🤖 AI Summary
The absence of standardized, text-based electronic health record (EHR) evaluation benchmarks impedes fair comparison and deployment of large language models (LLMs) in clinical downstream tasks. To address this, we introduce the first open-source, Hugging Face–native textual EHR benchmark—systematically transforming MIMIC-IV’s structured clinical data into natural-language sequences via template engineering. The benchmark supports zero-shot prompting, supervised fine-tuning (e.g., Llama-3, Phi-3), and comparison with traditional models.
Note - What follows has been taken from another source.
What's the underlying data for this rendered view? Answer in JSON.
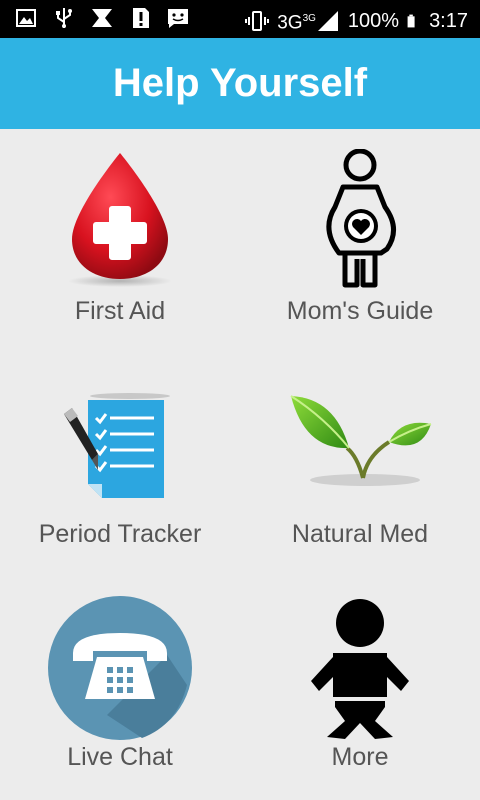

Our key contributions include the first standardized, open-access textual reconstruction of MIMIC-IV and its integration into the Hugging Face ecosystem. Empirical results show that fine-tuned textual models achieve an AUC of 0.86 on in-hospital mortality prediction—matching state-of-the-art tabular models (XGBoost, logistic regression)—thereby validating the viability of the textual pathway. In contrast, zero-shot LLMs underperform markedly (AUC < 0.6), underscoring the critical impact of domain-specific adaptation and data representation on LLM efficacy in healthcare.
📝 Abstract
The lack of standardized evaluation benchmarks in the medical domain for text inputs can be a barrier to widely adopting and leveraging the potential of natural language models for health-related downstream tasks. This paper revisited an openly available MIMIC-IV benchmark for electronic health records (EHRs) to address this issue. First, we integrate the MIMIC-IV data within the Hugging Face datasets library to allow an easy share and use of this collection. Second, we investigate the application of templates to convert EHR tabular data to text. Experiments using fine-tuned and zero-shot LLMs on the mortality of patients task show that fine-tuned text-based models are competitive against robust tabular classifiers. In contrast, zero-shot LLMs struggle to leverage EHR representations. This study underlines the potential of text-based approaches in the medical field and highlights areas for further improvement.